Stout & Casey Sept. 9, 2015

The Supreme Court makes decisions every year that affect people's lives. Sometimes we don't even realize the affects because they are subtle, but important. This year, with decisions on major issues, including marriage equality, the affects are obvious, profound, and controversial.

I remember the day the Supreme Court changed my life. But it wasn't with a decision. On August 19, 1981, I was a young girl. I had not even considered that at some point in my life I would go to law school. But on that day, I saw Ronald Reagan nominate Sandra Day O'Connor to be an associate justice of the United States Supreme Court, and life for me changed. I was raised by professional parents, told from the day I was born that I could do or be anything. That had a very different meaning after August 19, 1981. On that day, a woman joined the ranks of the bretheren and changed how little girls and young women viewed their career possibilities. We did not all dream of becoming justices of the Supreme Court, but for the first time in our lives, it was possible.

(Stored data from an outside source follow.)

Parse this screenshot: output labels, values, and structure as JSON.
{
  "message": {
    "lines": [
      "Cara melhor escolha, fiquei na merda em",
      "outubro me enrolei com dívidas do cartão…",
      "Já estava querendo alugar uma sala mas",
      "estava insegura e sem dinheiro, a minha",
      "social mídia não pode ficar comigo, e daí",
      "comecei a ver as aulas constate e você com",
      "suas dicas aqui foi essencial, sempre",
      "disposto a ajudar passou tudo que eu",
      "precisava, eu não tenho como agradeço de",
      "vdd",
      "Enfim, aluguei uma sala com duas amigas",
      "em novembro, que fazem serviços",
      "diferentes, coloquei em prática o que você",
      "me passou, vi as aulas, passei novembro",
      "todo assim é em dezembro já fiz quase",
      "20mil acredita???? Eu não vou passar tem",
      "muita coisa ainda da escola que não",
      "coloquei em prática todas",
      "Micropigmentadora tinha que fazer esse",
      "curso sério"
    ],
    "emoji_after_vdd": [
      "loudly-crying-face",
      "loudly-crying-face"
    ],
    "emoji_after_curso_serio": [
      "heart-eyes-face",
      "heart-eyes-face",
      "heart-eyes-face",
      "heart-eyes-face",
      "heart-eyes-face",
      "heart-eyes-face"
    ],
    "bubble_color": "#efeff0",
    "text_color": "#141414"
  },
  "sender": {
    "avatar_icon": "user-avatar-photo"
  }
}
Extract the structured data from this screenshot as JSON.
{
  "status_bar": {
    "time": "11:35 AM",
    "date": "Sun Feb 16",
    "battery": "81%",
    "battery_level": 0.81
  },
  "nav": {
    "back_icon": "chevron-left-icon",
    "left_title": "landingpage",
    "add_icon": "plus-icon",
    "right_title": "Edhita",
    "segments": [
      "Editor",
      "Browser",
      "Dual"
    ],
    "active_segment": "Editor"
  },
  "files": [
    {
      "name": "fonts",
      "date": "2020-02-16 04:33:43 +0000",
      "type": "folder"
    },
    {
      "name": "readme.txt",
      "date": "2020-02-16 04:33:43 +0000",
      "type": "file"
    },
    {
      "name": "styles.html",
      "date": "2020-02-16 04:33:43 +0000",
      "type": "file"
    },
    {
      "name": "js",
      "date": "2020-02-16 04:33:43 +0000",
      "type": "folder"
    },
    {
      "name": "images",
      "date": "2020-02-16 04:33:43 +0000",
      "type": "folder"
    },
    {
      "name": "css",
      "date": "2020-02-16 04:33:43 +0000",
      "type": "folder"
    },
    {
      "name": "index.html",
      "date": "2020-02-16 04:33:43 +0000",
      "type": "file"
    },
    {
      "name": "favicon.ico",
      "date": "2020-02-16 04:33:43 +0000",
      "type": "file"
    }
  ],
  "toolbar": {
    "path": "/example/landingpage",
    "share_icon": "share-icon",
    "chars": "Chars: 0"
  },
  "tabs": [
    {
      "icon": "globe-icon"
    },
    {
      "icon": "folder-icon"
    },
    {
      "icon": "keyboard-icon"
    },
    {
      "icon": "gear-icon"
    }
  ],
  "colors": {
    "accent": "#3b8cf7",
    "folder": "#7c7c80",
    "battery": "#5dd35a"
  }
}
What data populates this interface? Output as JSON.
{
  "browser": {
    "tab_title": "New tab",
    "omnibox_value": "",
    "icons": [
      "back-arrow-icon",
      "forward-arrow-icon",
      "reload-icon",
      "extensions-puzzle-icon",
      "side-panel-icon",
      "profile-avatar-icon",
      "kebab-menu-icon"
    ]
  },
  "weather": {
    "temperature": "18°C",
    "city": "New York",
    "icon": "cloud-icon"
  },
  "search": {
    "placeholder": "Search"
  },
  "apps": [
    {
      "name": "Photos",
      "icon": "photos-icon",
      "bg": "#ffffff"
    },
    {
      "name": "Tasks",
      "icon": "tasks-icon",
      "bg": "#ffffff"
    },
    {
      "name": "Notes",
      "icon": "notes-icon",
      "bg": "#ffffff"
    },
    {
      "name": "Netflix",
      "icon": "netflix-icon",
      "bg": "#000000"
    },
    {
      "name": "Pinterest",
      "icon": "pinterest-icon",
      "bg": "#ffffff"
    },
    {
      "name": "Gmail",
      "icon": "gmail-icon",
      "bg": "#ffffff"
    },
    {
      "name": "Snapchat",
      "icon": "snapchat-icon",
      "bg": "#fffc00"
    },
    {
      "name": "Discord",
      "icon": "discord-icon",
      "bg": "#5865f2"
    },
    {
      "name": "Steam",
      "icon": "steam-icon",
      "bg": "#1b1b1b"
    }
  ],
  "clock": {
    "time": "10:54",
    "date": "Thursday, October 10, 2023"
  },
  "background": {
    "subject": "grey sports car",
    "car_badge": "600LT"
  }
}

I have to think that it is the same way others felt when the court decided in Loving v. Virginia that the state cannot prohibit those of different races from marrying; when the court in Brown v. Board of Education struck down the barriers to black students attending previously segregated schools; when the court in Bowers v. Hardwick ruled that no one can be criminally prosecuted for how they choose to practice their sexuality; recently in Obergefell v. Hodges ruling that every citizen has the right to marry, regardless of sexual orientation or gender; and so many, many more cases.

As an unelected body of only 9 people, the Supreme Court holds a very different place in our political arena. One of the three major branches of government, the judicial branch is supposed to remain unaffected by the politics of the day. That has not always been true. I do not remember a single law that was passed in 1981. I do not remember a single speech the president gave, or a single presidential action during 1981. But I remember seeing Sandra Day O'Connor step up, raise her right hand, be sworn in by Chief Justice Warren Burger, and take her place among the men of the nation's highest court, changing forever the way it looked and the way little girls like me looked at it and ourselves.

To the strong, courageous, brilliant women who came before me, I am forever grateful for making my path so much easier to walk.